De ladder richt zich op nieuwe stedelijke ontwikkelingen. In de toelichting van een bestemmingsplan dat een nieuwe stedelijke ontwikkeling mogelijk maakt, dient de behoefte aan die ontwikkeling te worden beschreven. Als de ontwikkeling buiten het bestaand stedelijk gebied plaatsvindt, moet bovendien gemotiveerd worden waarom niet binnen het bestaand stedelijk gebied in die behoefte kan worden voorzien.

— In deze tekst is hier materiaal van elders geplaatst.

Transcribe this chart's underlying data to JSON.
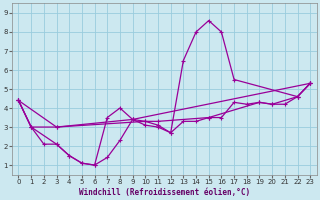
{
  "bg_color": "#cce8f0",
  "grid_color": "#99ccdd",
  "line_color": "#990099",
  "xlabel": "Windchill (Refroidissement éolien,°C)",
  "xlim": [
    -0.5,
    23.5
  ],
  "ylim": [
    0.5,
    9.5
  ],
  "xticks": [
    0,
    1,
    2,
    3,
    4,
    5,
    6,
    7,
    8,
    9,
    10,
    11,
    12,
    13,
    14,
    15,
    16,
    17,
    18,
    19,
    20,
    21,
    22,
    23
  ],
  "yticks": [
    1,
    2,
    3,
    4,
    5,
    6,
    7,
    8,
    9
  ],
  "lines": [
    {
      "x": [
        0,
        1,
        3,
        10,
        11,
        15,
        19,
        20,
        22,
        23
      ],
      "y": [
        4.4,
        3.0,
        3.0,
        3.3,
        3.3,
        3.5,
        4.3,
        4.2,
        4.6,
        5.3
      ]
    },
    {
      "x": [
        0,
        1,
        2,
        3,
        4,
        5,
        6,
        7,
        8,
        9,
        10,
        11,
        12,
        13,
        14,
        15,
        16,
        17,
        18,
        19,
        20,
        21,
        22,
        23
      ],
      "y": [
        4.4,
        3.0,
        2.1,
        2.1,
        1.5,
        1.1,
        1.0,
        1.4,
        2.3,
        3.4,
        3.3,
        3.1,
        2.7,
        3.3,
        3.3,
        3.5,
        3.5,
        4.3,
        4.2,
        4.3,
        4.2,
        4.2,
        4.6,
        5.3
      ]
    },
    {
      "x": [
        0,
        1,
        3,
        4,
        5,
        6,
        7,
        8,
        9,
        10,
        11,
        12,
        13,
        14,
        15,
        16,
        17,
        22,
        23
      ],
      "y": [
        4.4,
        3.0,
        2.1,
        1.5,
        1.1,
        1.0,
        3.5,
        4.0,
        3.4,
        3.1,
        3.0,
        2.7,
        6.5,
        8.0,
        8.6,
        8.0,
        5.5,
        4.6,
        5.3
      ]
    },
    {
      "x": [
        0,
        3,
        9,
        23
      ],
      "y": [
        4.4,
        3.0,
        3.4,
        5.3
      ]
    }
  ]
}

Het Bro beschrijft wat een stedelijke ontwikkeling is: "een ruimtelijke ontwikkeling van een bedrijventerrein of zeehaventerrein, of van kantoren, detailhandel, woningbouwlocaties of andere stedelijke voorzieningen." Onder 'bestaand stedelijk gebied' wordt het volgende verstaan: "bestaand stedenbouwkundig samenstel van bebouwing ten behoeve van wonen, dienstverlening, bedrijvigheid, detailhandel of horeca, alsmede de daarbij behorende openbare of sociaal culturele voorzieningen, stedelijk groen en infrastructuur."

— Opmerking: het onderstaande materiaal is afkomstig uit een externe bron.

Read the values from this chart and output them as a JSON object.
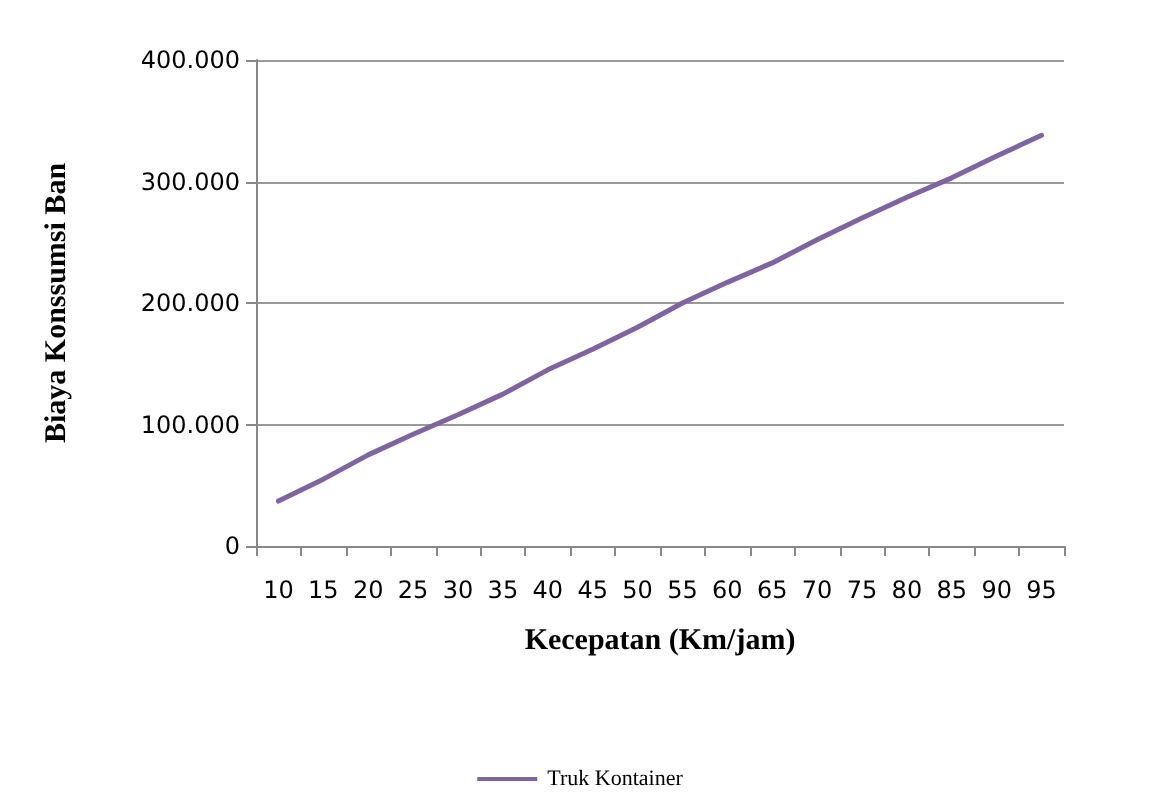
{
  "chart_data": {
    "type": "line",
    "xlabel": "Kecepatan (Km/jam)",
    "ylabel": "Biaya Konssumsi Ban",
    "categories": [
      "10",
      "15",
      "20",
      "25",
      "30",
      "35",
      "40",
      "45",
      "50",
      "55",
      "60",
      "65",
      "70",
      "75",
      "80",
      "85",
      "90",
      "95"
    ],
    "series": [
      {
        "name": "Truk Kontainer",
        "color": "#8064a2",
        "values": [
          37000,
          55000,
          75000,
          92000,
          108000,
          125000,
          145000,
          162000,
          180000,
          200000,
          217000,
          233000,
          252000,
          270000,
          287000,
          303000,
          321000,
          338000
        ]
      }
    ],
    "ylim": [
      0,
      400000
    ],
    "yticks": [
      0,
      {
        "value": 100000,
        "label": "100.000"
      },
      {
        "value": 200000,
        "label": "200.000"
      },
      {
        "value": 300000,
        "label": "300.000"
      },
      {
        "value": 400000,
        "label": "400.000"
      }
    ],
    "grid": "y",
    "legend": "bottom",
    "marker": "none",
    "line_style": "solid"
  }
}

Per 01 juli 2017 is de ladder voor duurzame verstedelijking herzien. Bij de herziening zijn onder meer de drie afzonderlijke 'treden' van de ladder losgelaten en is het begrip 'actuele regionale behoefte' gewijzigd in 'behoefte'. Nieuw is dat de laddertoets bij flexibele plannen kan worden doorgeschoven naar het moment van vaststelling van een wijzigings- of uitwerkingsplan.

Planspecifiek

Gebiedsgericht

Het plangebied ligt niet in één van de aangewezen gebieden van de SVIR en het Barro. Het initiatief heeft daarmee op voorhand geen effect op de aspecten met een nationaal ruimtelijk belang.

Ladder duurzame verstedelijking

Jurisprudentie wijst uit dat woningbouwplannen die voorzien in 11 woningen of meer zijn aan te merken als een stedelijke ontwikkeling. Voorliggend plan maakt twee nieuwe woningen mogelijk en is daarom geen stedelijke ontwikkeling. Een nadere toetsing aan Ladder voor duurzame verstedelijking is niet aan de orde.

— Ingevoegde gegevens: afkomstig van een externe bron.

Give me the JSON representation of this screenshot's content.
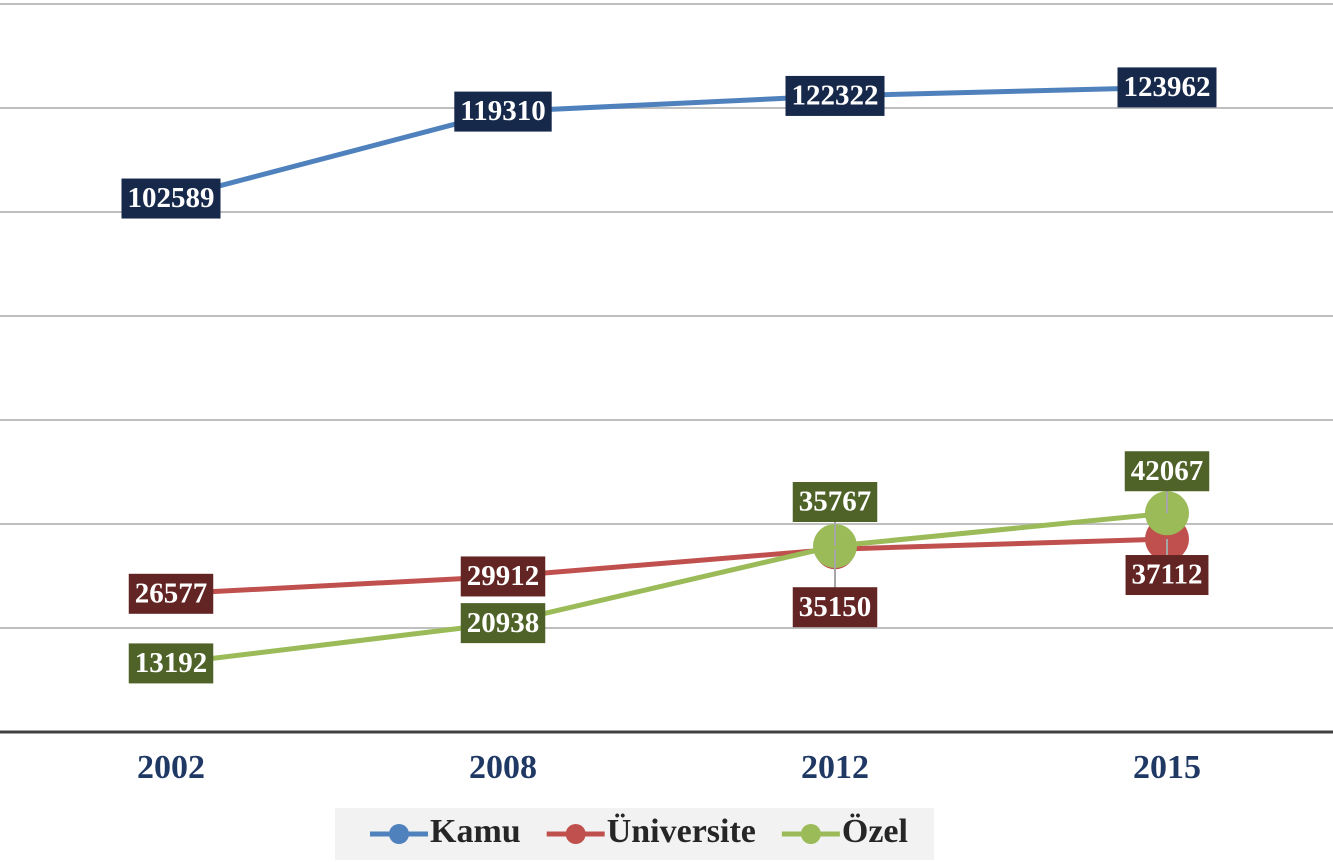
{
  "chart_data": {
    "type": "line",
    "categories": [
      "2002",
      "2008",
      "2012",
      "2015"
    ],
    "series": [
      {
        "name": "Kamu",
        "color": "#4f81bd",
        "label_color": "#17294a",
        "values": [
          102589,
          119310,
          122322,
          123962
        ]
      },
      {
        "name": "Üniversite",
        "color": "#c0504d",
        "label_color": "#632523",
        "values": [
          26577,
          29912,
          35150,
          37112
        ]
      },
      {
        "name": "Özel",
        "color": "#9bbb59",
        "label_color": "#4f6228",
        "values": [
          13192,
          20938,
          35767,
          42067
        ]
      }
    ],
    "ylim": [
      0,
      140000
    ],
    "yticks": [
      0,
      20000,
      40000,
      60000,
      80000,
      100000,
      120000,
      140000
    ],
    "grid": true,
    "legend": "bottom"
  }
}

Het initiatief past binnen het rijksbeleid.

3.2 Provinciaal beleid

Algemeen

In de Omgevingsvisie Gaaf Gelderland (december 2018) staan de hoofdlijnen van het provinciale ruimtelijk beleid. Op 24 september 2014 is door Provinciale Staten van Gelderland de Omgevingsverordening Gelderland vastgesteld. Deze is op 19 december 2018 geactualiseerd op basis van de nieuwe omgevingsvisie. De Omgevingsverordening is een uitwerking van de Omgevingsvisie en stelt regels waaraan bestemmingsplannen moeten voldoen.

Omgevingsvisie Gaaf Gelderland

De provincie wil de focus leggen op een duurzaam, verbonden en een economisch krachtig Gelderland. Door daarin te investeren wil de provincie werken aan een gezond, veilig, schoon en welvarend Gelderland centraal. Om dat te bereiken wordt de focus gelegd op zeven ambities op het gebied van energietransitie, klimaatadaptatie, circulaire economie, biodiversiteit, bereikbaarheid, vestigingsklimaat en woon- en leefomgeving. Deze ambities worden hieronder kort samengevat:

  • Een versnelde energietransitie, gericht op forse vergroting van het aandeel duurzame energie en passend bij de Gelderse kwaliteiten;
  • Een op de toekomst toegerust beschermend klimaatbeleid;
  • Een voortvarend en innovatief circulair beleid;
  • Een stimulerend en beschermend beleid voor biodiversiteit;
  • Efficiënte, duurzame en innovatieve bereikbaarheid, toegesneden op de veranderende vraag;
  • Een duurzaam, dynamisch en toegankelijk economisch vestigingsklimaat, waar voor ondernemers en inwoners een sterke aantrekkingskracht vanuit gaat;
  • Een duurzaam en divers woon- en leefklimaat, dat steeds weet te anticiperen op ontwikkelingen.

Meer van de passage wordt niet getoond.